Il cinema ha il grande potere di creare un punto di vista diverso rispetto alla realta' delle cose. Ecco quindi l'occasione di vedere l'impossibile entrando nella traiettoria del sudore sulla fronte di Brad Pitt in "Fight Club", o nella camminata delle cimici sul cuoio capelluto ne "La citta' dei bambini perduti". In altri casi, pero', dall'infinitamente piccolo si passa all'infinitamente grande e il cinema permette di vedere due personaggi in lontananza, persi nel paesaggio, e di sentire distintamente cosa dicono, come nella passeggiata autunnale per Central Park tra Woody Allen e Juliette Lewis in "Mariti e mogli".
Sono entrambi estremi di un mezzo espressivo che riesce, abbinando la fantasia e la tecnica, la' dove i rigidi limiti imposti dalla realta' e dalle sue regole fisiche, falliscono. 
Ecco quindi l'orientale "Yi Yi", premio alla regia al Festival di Cannes del 2000, che si inserisce in questa prospettiva attraverso la rappresentazione della ciclita' della vita, con le sue stagioni e i suoi amori e disamori, da un punto di vista spesso distante che consente, non senza una certa fatica, di arrivare all'interno di sentimenti ed amozioni.
La storia si apre con un matrimonio e si chiude con un funerale.
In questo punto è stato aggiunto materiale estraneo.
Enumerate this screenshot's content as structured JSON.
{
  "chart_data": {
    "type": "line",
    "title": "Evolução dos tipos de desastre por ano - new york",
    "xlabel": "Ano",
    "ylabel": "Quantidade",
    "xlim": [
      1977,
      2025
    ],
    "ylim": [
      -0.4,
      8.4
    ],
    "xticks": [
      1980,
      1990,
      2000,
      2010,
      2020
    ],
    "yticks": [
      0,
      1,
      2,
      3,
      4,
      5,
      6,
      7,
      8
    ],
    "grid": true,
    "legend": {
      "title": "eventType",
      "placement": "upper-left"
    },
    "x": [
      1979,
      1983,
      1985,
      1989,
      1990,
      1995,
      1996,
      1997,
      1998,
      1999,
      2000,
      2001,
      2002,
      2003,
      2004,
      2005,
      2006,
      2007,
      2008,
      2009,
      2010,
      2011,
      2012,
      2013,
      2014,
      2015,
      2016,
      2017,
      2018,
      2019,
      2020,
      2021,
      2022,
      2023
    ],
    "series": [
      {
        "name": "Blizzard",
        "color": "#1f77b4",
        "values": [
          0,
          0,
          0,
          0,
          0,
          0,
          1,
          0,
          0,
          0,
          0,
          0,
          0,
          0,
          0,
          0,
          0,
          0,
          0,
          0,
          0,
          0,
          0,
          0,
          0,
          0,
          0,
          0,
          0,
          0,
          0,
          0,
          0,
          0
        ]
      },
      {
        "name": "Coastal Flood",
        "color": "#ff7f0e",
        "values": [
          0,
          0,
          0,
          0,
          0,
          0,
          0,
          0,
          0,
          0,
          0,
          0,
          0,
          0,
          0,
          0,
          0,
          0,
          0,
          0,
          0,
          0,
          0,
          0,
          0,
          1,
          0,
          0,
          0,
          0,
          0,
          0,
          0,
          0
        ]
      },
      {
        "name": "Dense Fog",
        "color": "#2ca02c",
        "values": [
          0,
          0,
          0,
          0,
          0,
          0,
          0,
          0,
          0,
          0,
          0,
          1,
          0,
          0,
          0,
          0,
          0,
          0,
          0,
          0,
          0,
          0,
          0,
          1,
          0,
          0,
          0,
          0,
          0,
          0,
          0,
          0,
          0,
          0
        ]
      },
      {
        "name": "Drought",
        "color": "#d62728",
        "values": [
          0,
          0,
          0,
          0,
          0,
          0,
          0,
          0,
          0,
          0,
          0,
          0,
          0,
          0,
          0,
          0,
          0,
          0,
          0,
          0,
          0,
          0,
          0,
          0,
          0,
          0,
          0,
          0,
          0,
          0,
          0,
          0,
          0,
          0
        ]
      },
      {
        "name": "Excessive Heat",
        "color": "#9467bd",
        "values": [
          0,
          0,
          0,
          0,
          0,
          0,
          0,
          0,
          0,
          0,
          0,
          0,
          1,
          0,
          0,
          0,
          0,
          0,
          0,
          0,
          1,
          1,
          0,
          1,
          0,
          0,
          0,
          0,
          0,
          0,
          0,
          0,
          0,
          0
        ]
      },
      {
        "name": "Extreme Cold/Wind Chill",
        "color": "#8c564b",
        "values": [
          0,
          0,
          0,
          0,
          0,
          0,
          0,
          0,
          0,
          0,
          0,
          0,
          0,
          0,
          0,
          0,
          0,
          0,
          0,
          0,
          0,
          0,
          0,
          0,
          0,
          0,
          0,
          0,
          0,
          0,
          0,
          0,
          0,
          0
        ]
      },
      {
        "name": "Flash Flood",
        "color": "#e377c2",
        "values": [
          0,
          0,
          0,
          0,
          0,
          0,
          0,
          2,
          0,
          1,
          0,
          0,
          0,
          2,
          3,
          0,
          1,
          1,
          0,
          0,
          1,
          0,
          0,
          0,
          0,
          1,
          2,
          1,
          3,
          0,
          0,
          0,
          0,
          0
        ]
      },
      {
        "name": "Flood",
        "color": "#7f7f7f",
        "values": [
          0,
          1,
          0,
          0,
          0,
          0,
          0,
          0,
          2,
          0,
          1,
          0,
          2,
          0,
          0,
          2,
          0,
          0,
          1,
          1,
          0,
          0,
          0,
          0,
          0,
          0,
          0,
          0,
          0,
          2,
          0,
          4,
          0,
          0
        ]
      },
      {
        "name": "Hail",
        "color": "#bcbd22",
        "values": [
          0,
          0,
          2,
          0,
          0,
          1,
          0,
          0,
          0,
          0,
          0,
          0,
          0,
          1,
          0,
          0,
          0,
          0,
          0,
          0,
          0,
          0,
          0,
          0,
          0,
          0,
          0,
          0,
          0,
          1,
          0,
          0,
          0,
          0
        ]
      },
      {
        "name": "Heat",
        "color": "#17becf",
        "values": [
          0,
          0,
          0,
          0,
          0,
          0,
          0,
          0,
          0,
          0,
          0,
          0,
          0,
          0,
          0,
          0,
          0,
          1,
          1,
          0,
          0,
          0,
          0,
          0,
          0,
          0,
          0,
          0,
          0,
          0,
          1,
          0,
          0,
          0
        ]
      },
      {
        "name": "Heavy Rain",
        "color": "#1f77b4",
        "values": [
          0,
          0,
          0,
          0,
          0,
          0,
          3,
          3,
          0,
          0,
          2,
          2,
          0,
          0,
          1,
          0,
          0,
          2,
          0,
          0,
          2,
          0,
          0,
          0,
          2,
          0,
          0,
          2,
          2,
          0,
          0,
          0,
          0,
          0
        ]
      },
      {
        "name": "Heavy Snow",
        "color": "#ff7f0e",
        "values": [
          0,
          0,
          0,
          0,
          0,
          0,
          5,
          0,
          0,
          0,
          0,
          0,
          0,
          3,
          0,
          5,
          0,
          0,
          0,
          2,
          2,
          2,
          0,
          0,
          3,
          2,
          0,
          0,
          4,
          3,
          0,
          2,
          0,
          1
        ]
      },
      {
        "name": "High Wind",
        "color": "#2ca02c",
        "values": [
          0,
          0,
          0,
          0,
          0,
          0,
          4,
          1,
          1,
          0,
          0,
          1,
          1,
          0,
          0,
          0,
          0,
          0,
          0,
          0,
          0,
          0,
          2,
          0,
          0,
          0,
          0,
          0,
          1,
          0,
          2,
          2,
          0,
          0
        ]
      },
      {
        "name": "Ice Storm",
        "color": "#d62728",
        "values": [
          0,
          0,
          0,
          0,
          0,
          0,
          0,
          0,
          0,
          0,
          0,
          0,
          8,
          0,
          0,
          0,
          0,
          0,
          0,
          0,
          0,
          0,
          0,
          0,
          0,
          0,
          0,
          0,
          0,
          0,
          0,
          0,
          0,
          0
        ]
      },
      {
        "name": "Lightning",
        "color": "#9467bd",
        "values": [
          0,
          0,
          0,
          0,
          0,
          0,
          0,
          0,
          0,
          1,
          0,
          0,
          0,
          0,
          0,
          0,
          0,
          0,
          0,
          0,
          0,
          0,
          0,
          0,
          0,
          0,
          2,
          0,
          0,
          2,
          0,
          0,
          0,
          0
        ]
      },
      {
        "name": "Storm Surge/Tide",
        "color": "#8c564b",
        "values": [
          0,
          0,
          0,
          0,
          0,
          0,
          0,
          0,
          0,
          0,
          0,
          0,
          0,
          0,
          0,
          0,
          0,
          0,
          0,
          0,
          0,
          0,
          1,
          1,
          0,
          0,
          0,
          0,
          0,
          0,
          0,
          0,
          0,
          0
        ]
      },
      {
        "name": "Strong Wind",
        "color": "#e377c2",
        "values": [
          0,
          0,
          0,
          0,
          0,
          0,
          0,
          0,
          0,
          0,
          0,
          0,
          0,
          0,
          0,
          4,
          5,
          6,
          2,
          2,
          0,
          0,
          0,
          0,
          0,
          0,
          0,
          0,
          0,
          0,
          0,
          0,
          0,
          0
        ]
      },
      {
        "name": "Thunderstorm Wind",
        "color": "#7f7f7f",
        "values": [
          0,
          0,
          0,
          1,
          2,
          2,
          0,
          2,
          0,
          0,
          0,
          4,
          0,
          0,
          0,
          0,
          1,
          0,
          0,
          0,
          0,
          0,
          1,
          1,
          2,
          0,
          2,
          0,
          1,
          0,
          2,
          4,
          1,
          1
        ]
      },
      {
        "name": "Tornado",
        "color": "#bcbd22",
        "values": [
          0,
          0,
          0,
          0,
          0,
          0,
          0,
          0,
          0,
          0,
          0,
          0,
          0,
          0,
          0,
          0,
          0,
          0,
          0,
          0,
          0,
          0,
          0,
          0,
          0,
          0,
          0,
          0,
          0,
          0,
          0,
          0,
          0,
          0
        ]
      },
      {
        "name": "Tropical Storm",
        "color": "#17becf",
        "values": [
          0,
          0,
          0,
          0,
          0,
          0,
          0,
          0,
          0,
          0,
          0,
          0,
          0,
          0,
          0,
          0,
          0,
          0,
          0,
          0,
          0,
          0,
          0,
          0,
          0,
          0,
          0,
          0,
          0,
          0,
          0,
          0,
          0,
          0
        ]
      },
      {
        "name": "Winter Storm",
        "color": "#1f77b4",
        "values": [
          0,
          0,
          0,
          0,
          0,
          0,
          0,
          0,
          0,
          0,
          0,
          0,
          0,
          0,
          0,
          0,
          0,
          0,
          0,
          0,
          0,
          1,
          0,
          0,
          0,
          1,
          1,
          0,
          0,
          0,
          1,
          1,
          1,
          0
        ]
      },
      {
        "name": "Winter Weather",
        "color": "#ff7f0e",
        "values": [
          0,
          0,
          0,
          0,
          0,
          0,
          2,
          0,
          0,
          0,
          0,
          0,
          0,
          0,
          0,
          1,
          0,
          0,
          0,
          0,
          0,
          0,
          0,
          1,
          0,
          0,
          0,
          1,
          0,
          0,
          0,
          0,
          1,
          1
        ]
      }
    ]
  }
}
In mezzo la quotidianita' di un nucleo familiare di TaiPei. La narrazione procede suguendo un ritmo molto "orientale", almeno nell'accezione occidentale del termine. Gli eventi, infatti, anche forti, si succedono in modo pacato e senza clamori, attraverso una messa in scena tanto semplice quanto attenta ai dettagli. Alla freddezza esteriore corrispondono moti interiori potenti, che il piu' delle volte restano inespressi. E la regia rispetta appieno questa interiorita' soffocata, costruendo con grande cura intere sequenze dove i protagonisti diventano parte di un contesto che visivamente prende il sopravvento. Ecco quindi un'intensa confessione d'amore lasciata in sottofondo a una stanza in penombra, dove in primo piano c'e' un letto mentre i protagonisti, di cui si intravedono solo le sagome, parlano sullo sfondo. 
Se la scelta risulta stilisticamente interessante, anche per la sua poetica forza espressiva, arriva pero' al cuore dello spettatore con il filtro della razionalita' e le tre ore di proiezione, pur lievi, hanno piu' di un inceppo nell'attenzione con cui si seguono gli eventi.
La sensazione e' di entrare all'interno di un nucleo familiare con cui si entra in confidenza, ma alle cui vicissitudini si partecipa mantenendo comunque una certa distanza. Come se tra lo spettatore e lo schermo ci fosse un vetro sottile in grado di trasmettere immagini limpide trattenendone pero' l'emozione.